Eldrick Tont Woods, commonly known as Tiger Woods, is an American professional golfer born in December 30, 1975. Currently, Tiger Woods is one of the most successful golfers in history with a collection of trophies to his name. The determination to excel in golf makes Woods a perfectionist. Since his adolescent days, Woods sets very high standards for himself and goes to great lengths to surpass those standards. As a result, Neal Miller’s social cognitive theory would be the most appropriate for analyzing Wood’s perfectionist behavior.
According to Miller’s social cognitive theory, there are four key areas when learning new behavior. This include: cues, drives, responses and rewards. Miller further argues that when individuals are motivated to learn a new behavior, they are likely to do so through clear observations. After imitating the actions observed, the individuals then consolidate whatever they learn through positive reinforcement when rewarded.
The link between Wood’s perfectionist behavior and social cognitive theory comes in the sense that he has set his goal to become the greatest golfer in history and worked consistently to achieve that goal. This goal also motivates Woods to relentlessly pursue specific actions in the hope of breaking the records set by other golfers such as Jack Nicklaus. For example, due to the internalized high personal standards, Tiger Woods practices golf each day religiously.
However, it is important to note that the high standards Tiger Woods sets for himself are not limited to golf only. For instance, when joining college, Tiger focused on three institutions with a history of academic rigor and success at golf. He later joined Stanford because he wanted to excel academically as well as in sports.
The perfectionist behavior might partly have been influenced by his father, Earl Woods. Tiger’s father was a military soldier and he brought him up in a militaristic manner. The elder Woods groomed Tiger from a young age and inculcated in him the desire to succeed. With the perfection required by his father, Tiger had enormous pressure to succeed. Therefore, it is little wonder that Tiger went on to break 80 at the age of eight and won the World Junior Championships six times ( four of those consecutively).
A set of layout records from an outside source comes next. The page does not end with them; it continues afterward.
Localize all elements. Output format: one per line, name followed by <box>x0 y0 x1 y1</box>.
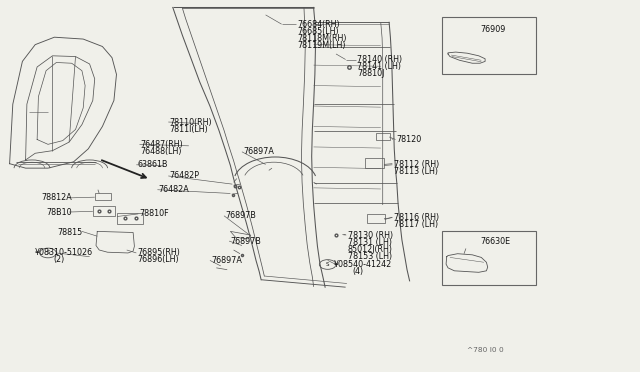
Text: 78118M(RH): 78118M(RH) <box>298 34 347 43</box>
Text: 76684(RH): 76684(RH) <box>298 20 340 29</box>
Text: 76487(RH): 76487(RH) <box>141 140 184 149</box>
Text: 76895(RH): 76895(RH) <box>138 248 180 257</box>
Text: 78815: 78815 <box>58 228 83 237</box>
Text: 76897A: 76897A <box>243 147 274 156</box>
Text: 78810J: 78810J <box>357 69 385 78</box>
Text: 78130 (RH): 78130 (RH) <box>348 231 393 240</box>
Bar <box>95 193 111 200</box>
Text: 85012J(RH): 85012J(RH) <box>348 245 392 254</box>
Text: 78153 (LH): 78153 (LH) <box>348 252 392 261</box>
Text: ^780 I0 0: ^780 I0 0 <box>467 347 504 353</box>
Text: 76482A: 76482A <box>159 185 189 194</box>
Text: 78131 (LH): 78131 (LH) <box>348 238 392 247</box>
Text: 7811I(LH): 7811I(LH) <box>170 125 209 134</box>
Text: S: S <box>46 250 50 256</box>
Bar <box>93 206 115 216</box>
Text: 76482P: 76482P <box>170 171 200 180</box>
Text: 76896(LH): 76896(LH) <box>138 255 179 264</box>
Text: 78140 (RH): 78140 (RH) <box>357 55 403 64</box>
Text: 76897B: 76897B <box>225 211 256 220</box>
Text: 63861B: 63861B <box>138 160 168 169</box>
Text: 78810F: 78810F <box>140 209 169 218</box>
Text: 78119M(LH): 78119M(LH) <box>298 41 346 50</box>
Text: 78117 (LH): 78117 (LH) <box>394 220 438 229</box>
Text: 78113 (LH): 78113 (LH) <box>394 167 438 176</box>
Text: 78112 (RH): 78112 (RH) <box>394 160 439 169</box>
Text: 76909: 76909 <box>480 25 506 34</box>
Text: 78116 (RH): 78116 (RH) <box>394 213 439 222</box>
Text: 76685(LH): 76685(LH) <box>298 27 339 36</box>
Text: ¥08310-51026: ¥08310-51026 <box>35 248 93 257</box>
Text: 76630E: 76630E <box>480 237 510 246</box>
Text: S: S <box>326 262 330 267</box>
Bar <box>367 214 385 223</box>
Text: 78B10: 78B10 <box>46 208 72 217</box>
Text: 78110(RH): 78110(RH) <box>170 118 212 126</box>
Text: (2): (2) <box>53 255 65 264</box>
Bar <box>442 231 536 285</box>
Text: 78812A: 78812A <box>42 193 72 202</box>
Bar <box>365 158 384 168</box>
Text: ¥08540-41242: ¥08540-41242 <box>334 260 392 269</box>
Text: 78120: 78120 <box>397 135 422 144</box>
Bar <box>117 213 143 224</box>
Text: (4): (4) <box>353 267 364 276</box>
Text: 76488(LH): 76488(LH) <box>141 147 182 156</box>
Text: 76897B: 76897B <box>230 237 261 246</box>
Bar <box>376 133 390 140</box>
Bar <box>442 17 536 74</box>
Text: 76897A: 76897A <box>211 256 242 265</box>
Text: 78141 (LH): 78141 (LH) <box>357 62 401 71</box>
Another aspect of the social cognitive theory that is relevant to the case of Tiger Woods is the way evaluative standards trigger emotional outpour. According to the theory, individuals react with pride when they achieve their standards. However, they also react with dissatisfaction when they fail to meet those standards. When Tiger Woods won the U.S Junior Amateur, he was so overcome by the victory to the extent that tears streamed down his face. Indeed, it was a proud moment for him because he was on the right path towards attaining his goal. Winning the trophy was so dear to him that he was overcome by emotional grief.
Wood’s perfectionist behavior also extends beyond professional golf. As a practicing Buddhist, Tiger acknowledges the role religion plays in his life. For instance, following his admission to infidelity, Tiger attributed his marital woes to his loosing track of religious teachings. He promised to work on his personality flaws and exercise restraint as taught in Buddhism. The desire to follow religious teachings as a map for his life further proves that Tiger strives to be a perfectionist in all his undertakings.
The social cognitive theory gives several key pointers to Tiger Wood’s perfectionist behavior. The desire to become the greatest golfer in history and the drive to succeed in other spheres of life inform Tiger’s perfectionist behavior. Positive reinforcement brought about by rewards pushes Tiger to achieve more and stop at nothing short of the greatest golfer in history.
Bussey, K., & Bandura, A. (1999). Social cognitive theory of gender development and
differentiation. Psychology Review , 106, 676-713.
Kennedy, A. (2013, May 24). Tiger Woods – can personality explain his behaviour?